Running Matches
Execute a matching run against a reference dataset. Matching runs are processed asynchronously via a dedicated job queue, so they do not block your workflow. You can monitor progress from the matching page with real-time updates showing the number of documents processed and estimated time remaining, and cancel running jobs if needed — partial results from documents already processed are preserved.
There are two types of runs: manual runs use only the deterministic matching strategies (exact, fuzzy, date_range, numeric_range) and complete quickly. Smart runs add an AI resolution pass — after the initial matching, an embedding-based similarity search identifies promising candidates for each low-confidence document, and a Haiku LLM resolver evaluates each candidate in context to improve match quality.
Matching runs are processed asynchronously via a dedicated BullMQ job queue, so they do not block your workflow. You can continue working in the platform while a run executes in the background. The matching page shows real-time progress with the number of documents processed and estimated time remaining. You can also trigger an AI resolution pass on a completed run using the POST /matching/runs/:id/ai-resolve endpoint to upgrade specific low-confidence results without re-running the entire job.
For best results, start with a manual run to establish a baseline, then use a smart run if many documents have low-confidence matches.
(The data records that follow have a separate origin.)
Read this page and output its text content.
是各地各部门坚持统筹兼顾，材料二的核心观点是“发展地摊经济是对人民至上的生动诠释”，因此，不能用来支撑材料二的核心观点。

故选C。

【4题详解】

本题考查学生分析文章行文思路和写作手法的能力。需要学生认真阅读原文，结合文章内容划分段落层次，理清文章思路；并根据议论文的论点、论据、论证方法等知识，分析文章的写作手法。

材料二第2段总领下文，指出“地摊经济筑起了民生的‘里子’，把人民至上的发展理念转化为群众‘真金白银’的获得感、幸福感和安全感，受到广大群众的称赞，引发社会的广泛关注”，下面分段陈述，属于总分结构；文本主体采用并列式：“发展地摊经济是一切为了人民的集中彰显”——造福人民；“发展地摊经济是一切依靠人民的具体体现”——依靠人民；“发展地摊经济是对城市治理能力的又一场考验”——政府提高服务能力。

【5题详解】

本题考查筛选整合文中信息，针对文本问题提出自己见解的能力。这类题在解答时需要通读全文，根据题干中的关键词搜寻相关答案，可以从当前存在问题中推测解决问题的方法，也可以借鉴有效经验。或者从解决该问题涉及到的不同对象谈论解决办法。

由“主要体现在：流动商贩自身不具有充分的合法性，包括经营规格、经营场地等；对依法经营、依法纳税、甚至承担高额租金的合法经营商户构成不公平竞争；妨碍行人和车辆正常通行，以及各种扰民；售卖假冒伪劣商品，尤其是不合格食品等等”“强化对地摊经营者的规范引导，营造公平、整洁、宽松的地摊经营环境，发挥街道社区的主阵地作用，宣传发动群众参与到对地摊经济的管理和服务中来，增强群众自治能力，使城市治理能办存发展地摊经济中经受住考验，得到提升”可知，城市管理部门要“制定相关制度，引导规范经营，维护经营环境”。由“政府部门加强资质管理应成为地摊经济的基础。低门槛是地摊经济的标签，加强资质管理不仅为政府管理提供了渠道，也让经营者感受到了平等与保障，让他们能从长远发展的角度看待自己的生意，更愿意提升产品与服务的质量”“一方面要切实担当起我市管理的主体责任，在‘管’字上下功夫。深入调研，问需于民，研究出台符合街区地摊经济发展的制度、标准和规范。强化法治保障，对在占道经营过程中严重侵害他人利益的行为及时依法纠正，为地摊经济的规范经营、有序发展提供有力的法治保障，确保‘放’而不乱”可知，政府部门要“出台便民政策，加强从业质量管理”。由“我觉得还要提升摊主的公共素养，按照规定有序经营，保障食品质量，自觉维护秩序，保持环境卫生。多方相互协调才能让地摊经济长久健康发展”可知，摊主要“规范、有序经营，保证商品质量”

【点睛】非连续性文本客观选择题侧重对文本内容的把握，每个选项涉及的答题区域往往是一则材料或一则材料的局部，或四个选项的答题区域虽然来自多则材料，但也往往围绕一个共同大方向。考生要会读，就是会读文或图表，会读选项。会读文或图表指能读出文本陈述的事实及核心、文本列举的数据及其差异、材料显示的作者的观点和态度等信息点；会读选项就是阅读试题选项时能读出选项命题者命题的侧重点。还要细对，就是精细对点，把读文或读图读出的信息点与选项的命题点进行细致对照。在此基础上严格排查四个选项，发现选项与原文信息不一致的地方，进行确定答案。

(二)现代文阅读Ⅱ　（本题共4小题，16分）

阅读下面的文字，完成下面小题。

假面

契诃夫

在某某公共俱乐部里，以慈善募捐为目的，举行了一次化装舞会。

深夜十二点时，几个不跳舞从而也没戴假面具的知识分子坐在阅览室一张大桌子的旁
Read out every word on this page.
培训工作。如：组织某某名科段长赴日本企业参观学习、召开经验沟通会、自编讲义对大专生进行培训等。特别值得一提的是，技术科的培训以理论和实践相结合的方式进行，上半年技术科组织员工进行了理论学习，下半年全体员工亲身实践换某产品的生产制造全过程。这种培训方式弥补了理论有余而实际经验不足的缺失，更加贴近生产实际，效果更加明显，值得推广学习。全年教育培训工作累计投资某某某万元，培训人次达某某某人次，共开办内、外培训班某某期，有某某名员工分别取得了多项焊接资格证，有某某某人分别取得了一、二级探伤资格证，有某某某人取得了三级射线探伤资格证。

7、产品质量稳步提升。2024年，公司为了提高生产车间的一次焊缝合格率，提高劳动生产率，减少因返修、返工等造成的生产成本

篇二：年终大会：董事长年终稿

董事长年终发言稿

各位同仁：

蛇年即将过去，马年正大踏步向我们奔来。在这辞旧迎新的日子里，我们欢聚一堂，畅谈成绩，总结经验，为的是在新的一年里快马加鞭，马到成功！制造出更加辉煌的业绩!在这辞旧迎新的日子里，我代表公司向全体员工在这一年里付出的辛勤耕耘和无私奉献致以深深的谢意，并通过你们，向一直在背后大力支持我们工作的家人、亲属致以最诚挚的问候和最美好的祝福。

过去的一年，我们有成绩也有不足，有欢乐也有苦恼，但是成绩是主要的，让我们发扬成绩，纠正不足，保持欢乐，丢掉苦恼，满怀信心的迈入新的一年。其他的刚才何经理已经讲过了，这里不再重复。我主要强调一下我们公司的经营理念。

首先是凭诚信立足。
Smart runs take longer because the AI resolver evaluates each ambiguous candidate, but they can significantly improve match quality for data with inconsistent formatting, abbreviations, or multilingual content.
- Navigate to the Matching page and select a matching configuration.
- Click Run for a standard match or Smart Run for AI-enhanced matching.
- Monitor progress in real-time on the matching page.
- Cancel the run at any time if needed — partial results are preserved.
- Review results when the run completes.
# Start a standard matching run:
curl -X POST https://api.talonic.com/v1/matching/configs/cfg_001/run \
-H "Authorization: Bearer $TALONIC_API_KEY"
# Start a smart run with AI resolution:
curl -X POST https://api.talonic.com/v1/matching/configs/cfg_001/smart-run \
-H "Authorization: Bearer $TALONIC_API_KEY"
# Check progress:
curl -s "https://api.talonic.com/v1/matching/runs/mrun_001/progress" \
-H "Authorization: Bearer $TALONIC_API_KEY"
# -> { "processed": 180, "total": 245, "estimated_remaining_ms": 32000 }
# Cancel if needed (partial results preserved):
curl -X POST https://api.talonic.com/v1/matching/runs/mrun_001/cancel \
-H "Authorization: Bearer $TALONIC_API_KEY"You can also trigger an AI resolution pass on a completed run without re-running the entire job. The POST /v1/matching/runs/{id}/ai-resolve endpoint specifically targets low-confidence results from the initial deterministic matching pass and applies the embedding-based similarity search plus Haiku LLM evaluation to upgrade their scores. This is more efficient than running a full smart run when you only need to improve a small subset of borderline results. The AI resolver evaluates each ambiguous candidate in context, considering the full set of field comparisons and the document content, to make a more informed match decision than the deterministic strategies alone.